P - A proposta aventada no Senado seria a de reduzir penas, mas fazendo uma distinção entre quem executou atos golpistas e quem planejou ou comandou. Sua proposta não faz essa distinção e reduz as penas igualmente para todos, por quê?
PF - Não faz, mas acho que vai ter que fazer. Estive duas vezes com [o presidente do Senado] Davi Alcolumbre (União Brasil-AP) conversando sobre essa ideia dele. Achei espetacular.

P - A gente pode esperar, então, uma redução de pena maior para quem executou e menor para quem comandou?
PF - É isso aí. Pessoas que passaram lá no meio do tumulto, tacou uma pedra, essas pessoas têm que ir para a casa e cuidar da vida, cuidar da sua família.

P - Se a redução de pena retroage para todos, inclui Bolsonaro?
PF - O projeto não é individualizado, é geral. Se Bolsonaro tiver alguma dessas penas que serão incluídas, com certeza a quantidade de anos que foi imputada a ele será reduzida.

P - Bolsonaro depende desse projeto para cumprir prisão domiciliar?
PF - Não. Isso é outra história. Esse projeto vai reduzir penas de todo mundo, inclusive do Bolsonaro. Ao ponto de ele ficar domiciliado? Acho que não. Depende dessa articulação que vou fazer a partir de segunda-feira (22) na Câmara.

P - A prisão domiciliar dele pode estar colocada expressamente no projeto?
PF - Pode estar, se a maioria concordar. Agora, acho que não tem clima para fazer isso na Câmara. O caminho para o Bolsonaro ficar em casa é outro [por sua idade e condição de saúde], não é pelo projeto.

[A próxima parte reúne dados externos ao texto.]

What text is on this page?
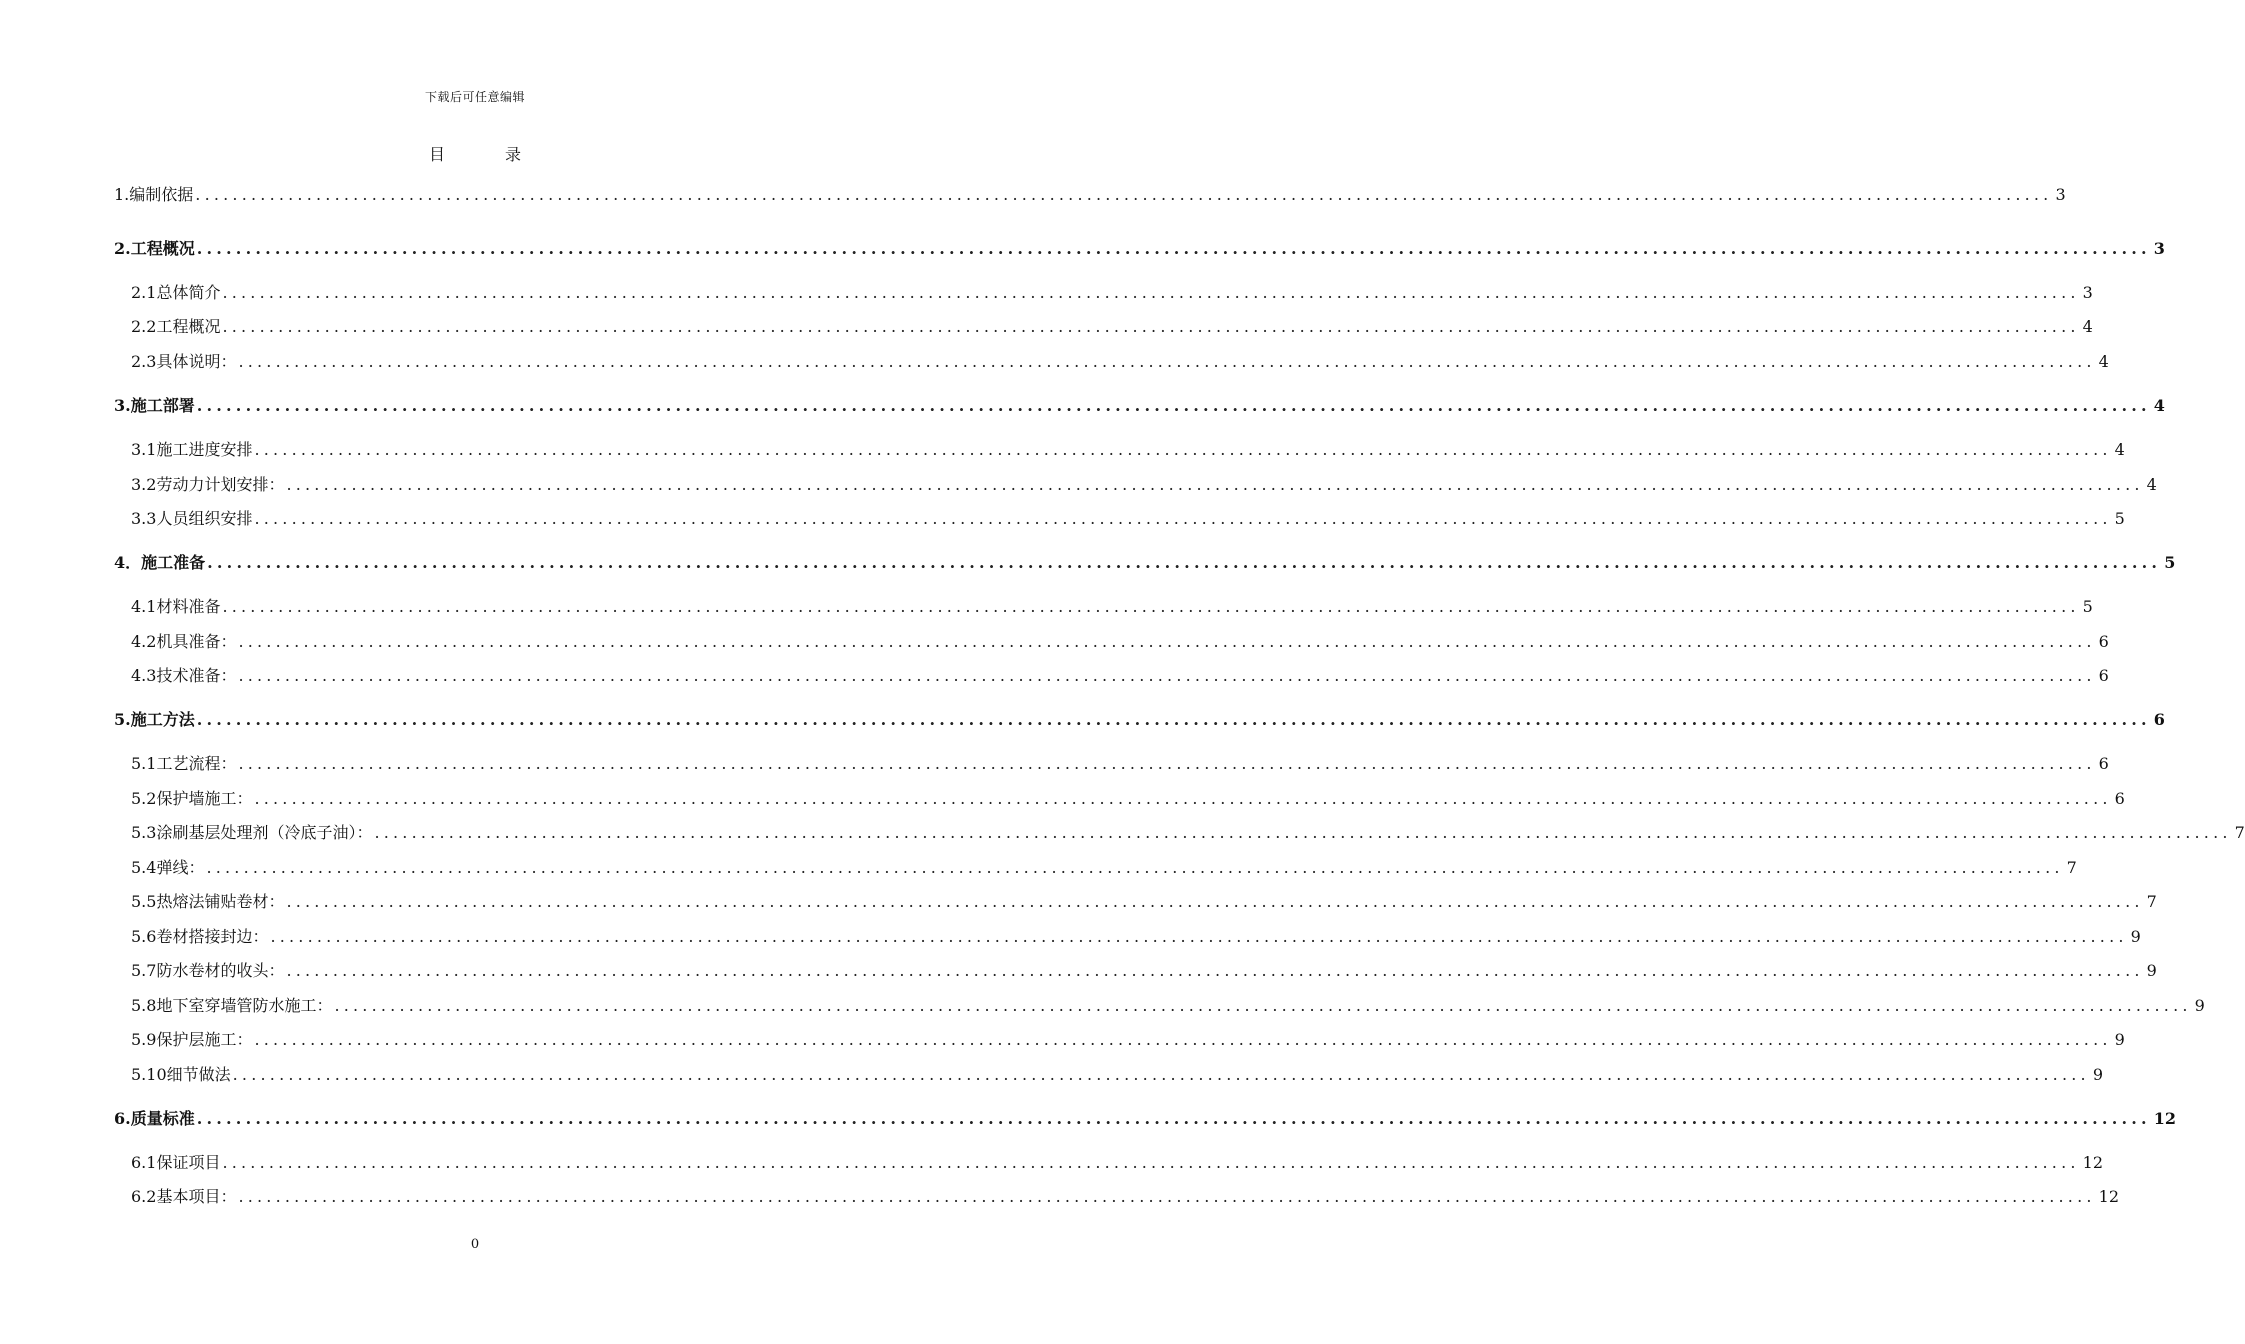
下载后可任意编辑
目	录
1.编制依据 ........................................................................................................................................................................................................ 3
2.工程概况 ........................................................................................................................................................................................................ 3
2.1总体简介 ........................................................................................................................................................................................................ 3
2.2工程概况 ........................................................................................................................................................................................................ 4
2.3具体说明： ........................................................................................................................................................................................................ 4
3.施工部署 ........................................................................................................................................................................................................ 4
3.1施工进度安排 ........................................................................................................................................................................................................ 4
3.2劳动力计划安排： ........................................................................................................................................................................................................ 4
3.3人员组织安排 ........................................................................................................................................................................................................ 5
4．施工准备 ........................................................................................................................................................................................................ 5
4.1材料准备 ........................................................................................................................................................................................................ 5
4.2机具准备： ........................................................................................................................................................................................................ 6
4.3技术准备： ........................................................................................................................................................................................................ 6
5.施工方法 ........................................................................................................................................................................................................ 6
5.1工艺流程： ........................................................................................................................................................................................................ 6
5.2保护墙施工： ........................................................................................................................................................................................................ 6
5.3涂刷基层处理剂（冷底子油）： ........................................................................................................................................................................................................ 7
5.4弹线： ........................................................................................................................................................................................................ 7
5.5热熔法铺贴卷材： ........................................................................................................................................................................................................ 7
5.6卷材搭接封边： ........................................................................................................................................................................................................ 9
5.7防水卷材的收头： ........................................................................................................................................................................................................ 9
5.8地下室穿墙管防水施工： ........................................................................................................................................................................................................ 9
5.9保护层施工： ........................................................................................................................................................................................................ 9
5.10细节做法 ........................................................................................................................................................................................................ 9
6.质量标准 ........................................................................................................................................................................................................ 12
6.1保证项目 ........................................................................................................................................................................................................ 12
6.2基本项目： ........................................................................................................................................................................................................ 12
0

P - A anistia é um pleito na Câmara há quase três anos, por que foi pautada agora? É uma fatura da aprovação da PEC da Blindagem, tem a ver com a eleição de 2026?
PF - Não, não tem a ver. Chegamos a um entendimento na Câmara de que a gente precisava pacificar o país e destravar a pauta. As pessoas estão discutindo, brigando. A gente precisa sair dessa discussão e ir para o mundo real.